Man from Mississippi powerboat: "I guess you know where all these reefs are."

Native grinning: "I don't know where they all is, boss, but I know where a few of them ain't."

At night there may be a dancing party in the native nightclub, the Village Pink Pearl, where the electric-guitar band whoops it up for one and all, and the silk-shirted Mississippi ladies hang back shyly but are soon dancing with all the handsome young gleaming Staniel Cay fishermen to "freedom" songs played merengue style. Aside from the music, the night sounds are those of the sea and the generator—the two life-giving sources of Staniel Cay.

Your only pests here will be the invisible sand flies, or what the natives call no see'ums. Along with an occasional Kamikaze attack of mosquitos, for which one never seems to have the tobacco-scented insect repellent ready, no see'ums are about the only drawback to Staniel Cay, and indeed many islands of the Exumas and Bahamas.

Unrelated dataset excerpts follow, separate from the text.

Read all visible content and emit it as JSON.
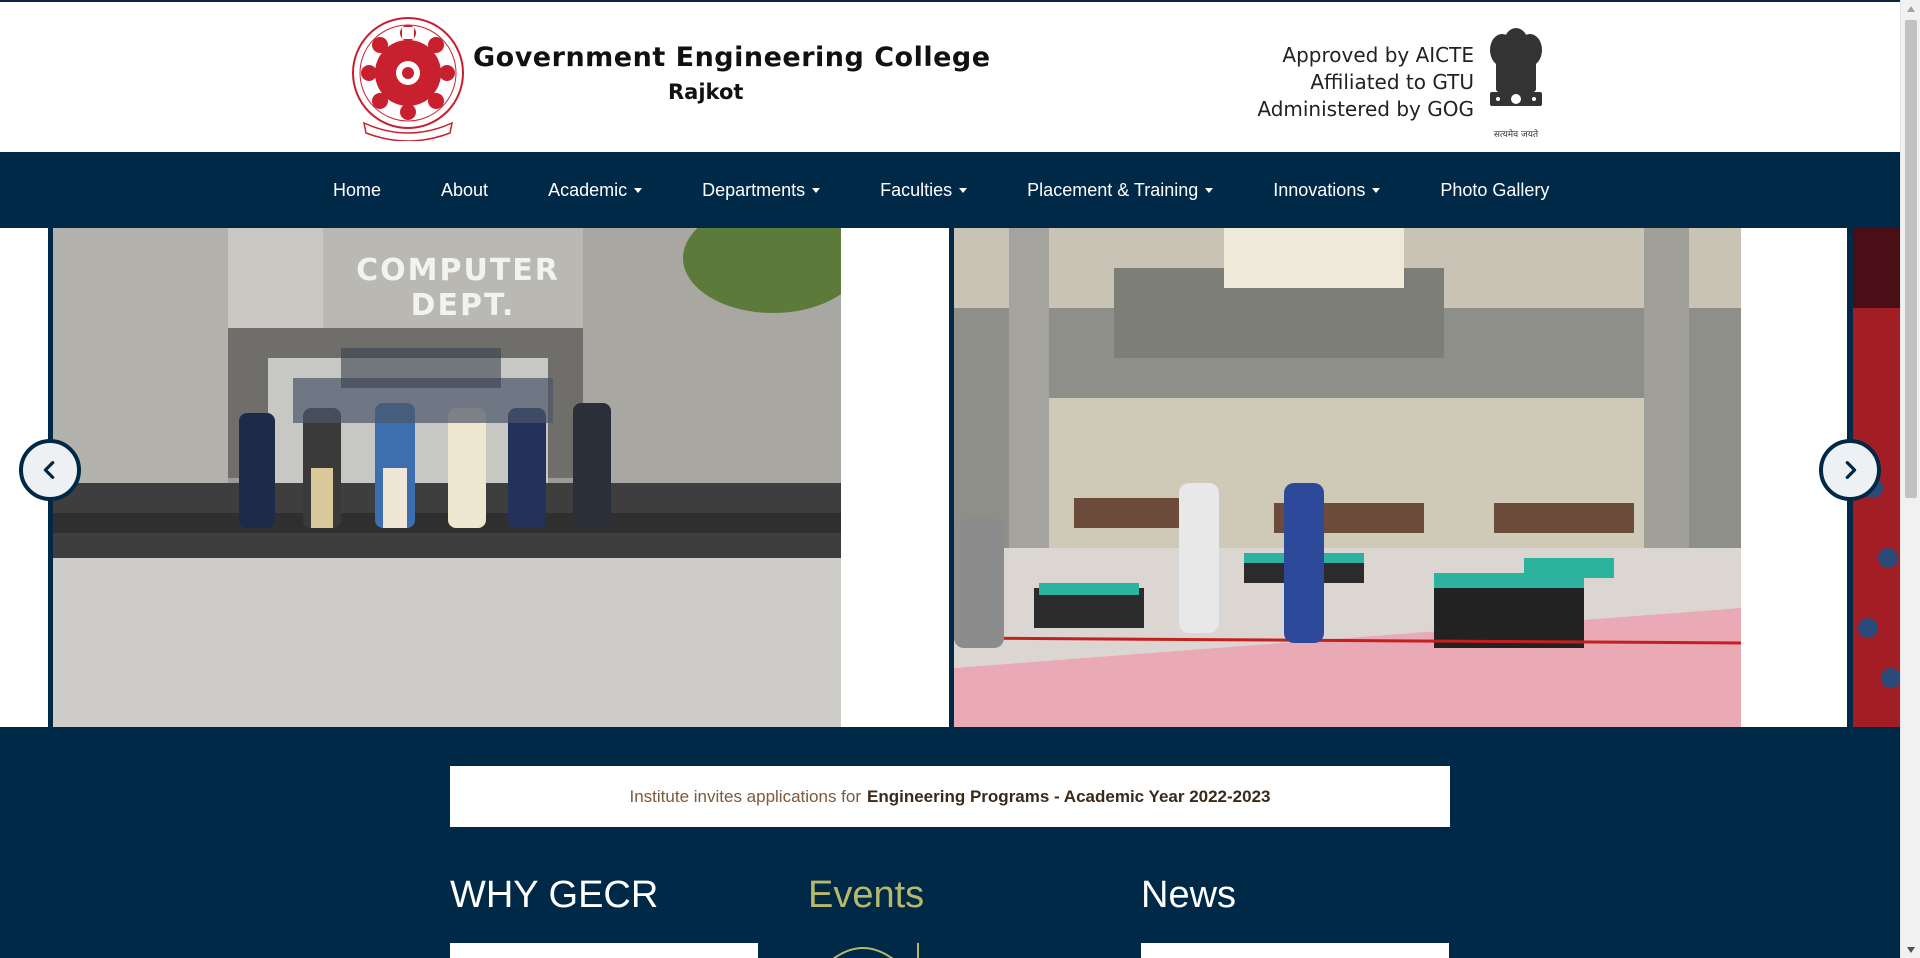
{
  "header": {
    "college_name": "Government Engineering College",
    "college_city": "Rajkot",
    "approvals": [
      "Approved by AICTE",
      "Affiliated to GTU",
      "Administered by GOG"
    ],
    "emblem_caption": "सत्यमेव जयते"
  },
  "nav": {
    "items": [
      {
        "label": "Home",
        "dropdown": false
      },
      {
        "label": "About",
        "dropdown": false
      },
      {
        "label": "Academic",
        "dropdown": true
      },
      {
        "label": "Departments",
        "dropdown": true
      },
      {
        "label": "Faculties",
        "dropdown": true
      },
      {
        "label": "Placement & Training",
        "dropdown": true
      },
      {
        "label": "Innovations",
        "dropdown": true
      },
      {
        "label": "Photo Gallery",
        "dropdown": false
      }
    ]
  },
  "slider": {
    "slide1_sign": [
      "COMPUTER",
      "DEPT."
    ],
    "prev_icon": "chevron-left-icon",
    "next_icon": "chevron-right-icon"
  },
  "notice": {
    "prefix": "Institute invites applications for",
    "highlight": "Engineering Programs - Academic Year 2022-2023"
  },
  "sections": {
    "why": "WHY GECR",
    "events": "Events",
    "news": "News"
  },
  "colors": {
    "navy": "#002948",
    "events_title": "#b7b86a",
    "logo_red": "#c8202f"
  }
}
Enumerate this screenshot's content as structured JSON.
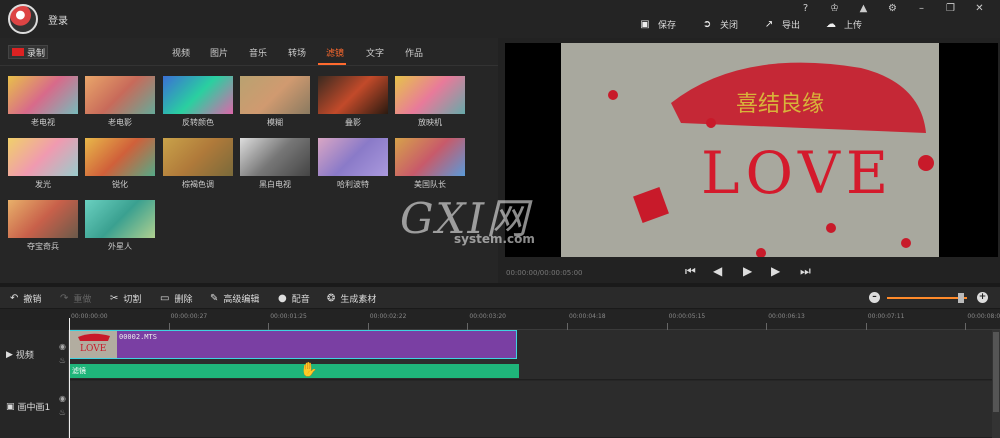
{
  "header": {
    "login": "登录",
    "actions": [
      {
        "label": "保存",
        "icon": "save-icon"
      },
      {
        "label": "关闭",
        "icon": "close-doc-icon"
      },
      {
        "label": "导出",
        "icon": "export-icon"
      },
      {
        "label": "上传",
        "icon": "upload-icon"
      }
    ],
    "window_buttons": [
      "?",
      "♔",
      "🔔",
      "⚙",
      "–",
      "❐",
      "✕"
    ]
  },
  "media": {
    "record_label": "录制",
    "tabs": [
      "视频",
      "图片",
      "音乐",
      "转场",
      "滤镜",
      "文字",
      "作品"
    ],
    "active_tab": "滤镜",
    "filters": [
      "老电视",
      "老电影",
      "反转颜色",
      "模糊",
      "叠影",
      "放映机",
      "发光",
      "锐化",
      "棕褐色调",
      "黑白电视",
      "哈利波特",
      "美国队长",
      "夺宝奇兵",
      "外星人"
    ]
  },
  "preview": {
    "timecode": "00:00:00/00:00:05:00",
    "photo_text": "LOVE",
    "banner_text": "喜结良缘",
    "watermark_main": "GXI网",
    "watermark_sub": "system.com"
  },
  "toolbar": {
    "items": [
      {
        "label": "撤销",
        "icon": "undo-icon",
        "enabled": true
      },
      {
        "label": "重做",
        "icon": "redo-icon",
        "enabled": false
      },
      {
        "label": "切割",
        "icon": "scissors-icon",
        "enabled": true
      },
      {
        "label": "删除",
        "icon": "trash-icon",
        "enabled": true
      },
      {
        "label": "高级编辑",
        "icon": "pencil-icon",
        "enabled": true
      },
      {
        "label": "配音",
        "icon": "microphone-icon",
        "enabled": true
      },
      {
        "label": "生成素材",
        "icon": "film-reel-icon",
        "enabled": true
      }
    ],
    "zoom_level": 0.93
  },
  "ruler": {
    "ticks": [
      "00:00:00:00",
      "00:00:00:27",
      "00:00:01:25",
      "00:00:02:22",
      "00:00:03:20",
      "00:00:04:18",
      "00:00:05:15",
      "00:00:06:13",
      "00:00:07:11",
      "00:00:08:0"
    ]
  },
  "tracks": {
    "video_label": "视频",
    "pip_label": "画中画1",
    "clip_name": "00002.MTS",
    "filter_label": "滤镜"
  },
  "colors": {
    "accent": "#ff6a2e",
    "clip": "#7a3fa3",
    "clip_border": "#3fd3e0",
    "filter": "#1fb57a"
  }
}
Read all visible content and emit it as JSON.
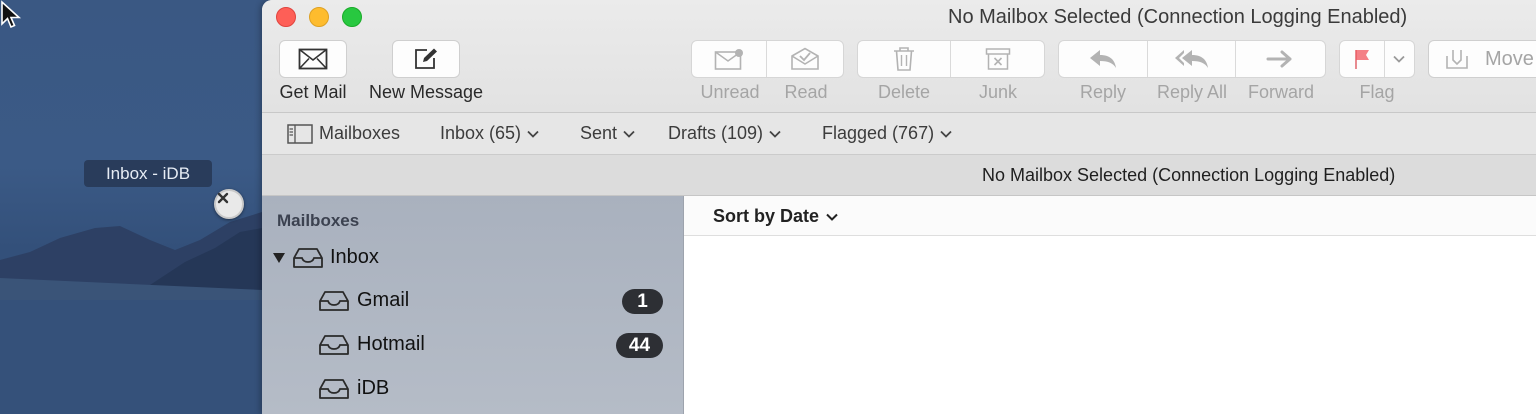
{
  "desktop": {
    "drag_label": "Inbox - iDB"
  },
  "window": {
    "title": "No Mailbox Selected (Connection Logging Enabled)"
  },
  "toolbar": {
    "get_mail": "Get Mail",
    "new_message": "New Message",
    "unread": "Unread",
    "read": "Read",
    "delete": "Delete",
    "junk": "Junk",
    "reply": "Reply",
    "reply_all": "Reply All",
    "forward": "Forward",
    "flag": "Flag",
    "move_partial": "Move"
  },
  "favorites": {
    "mailboxes": "Mailboxes",
    "inbox": "Inbox (65)",
    "sent": "Sent",
    "drafts": "Drafts (109)",
    "flagged": "Flagged (767)"
  },
  "infobar": {
    "text": "No Mailbox Selected (Connection Logging Enabled)"
  },
  "sidebar": {
    "heading": "Mailboxes",
    "inbox": "Inbox",
    "accounts": [
      {
        "label": "Gmail",
        "count": "1"
      },
      {
        "label": "Hotmail",
        "count": "44"
      },
      {
        "label": "iDB",
        "count": ""
      }
    ]
  },
  "message_list": {
    "sort_label": "Sort by Date"
  },
  "colors": {
    "flag": "#f0555d",
    "badge": "#2d2f34",
    "close_red": "#fe5f57",
    "minimize_yellow": "#febc2e",
    "zoom_green": "#28c840"
  }
}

The sand fly bite, like the good old southern daggers', is indescribable, but the mark it leaves resembles the poor in that you seem to have it with you always. Sailing out of Staniel Cay past the coral formations that guard the harbor like humpbacked whales, you pick up a copy of The Bahamas Pictorial, a small newspaper with the slogan "Let us show these islands to the world" repeated in Latin: "Omnibus Has Insulas Demonstremus." Over your shoulder one of your shipmates, scratching wildly, quips, "You can say that again, but first let us show them to a good insect exterminator."

Captain Crimmins roars from the wheel, "No see'ums never killed anybody and anyway they only attack in a calm after a rain. This is very unusual."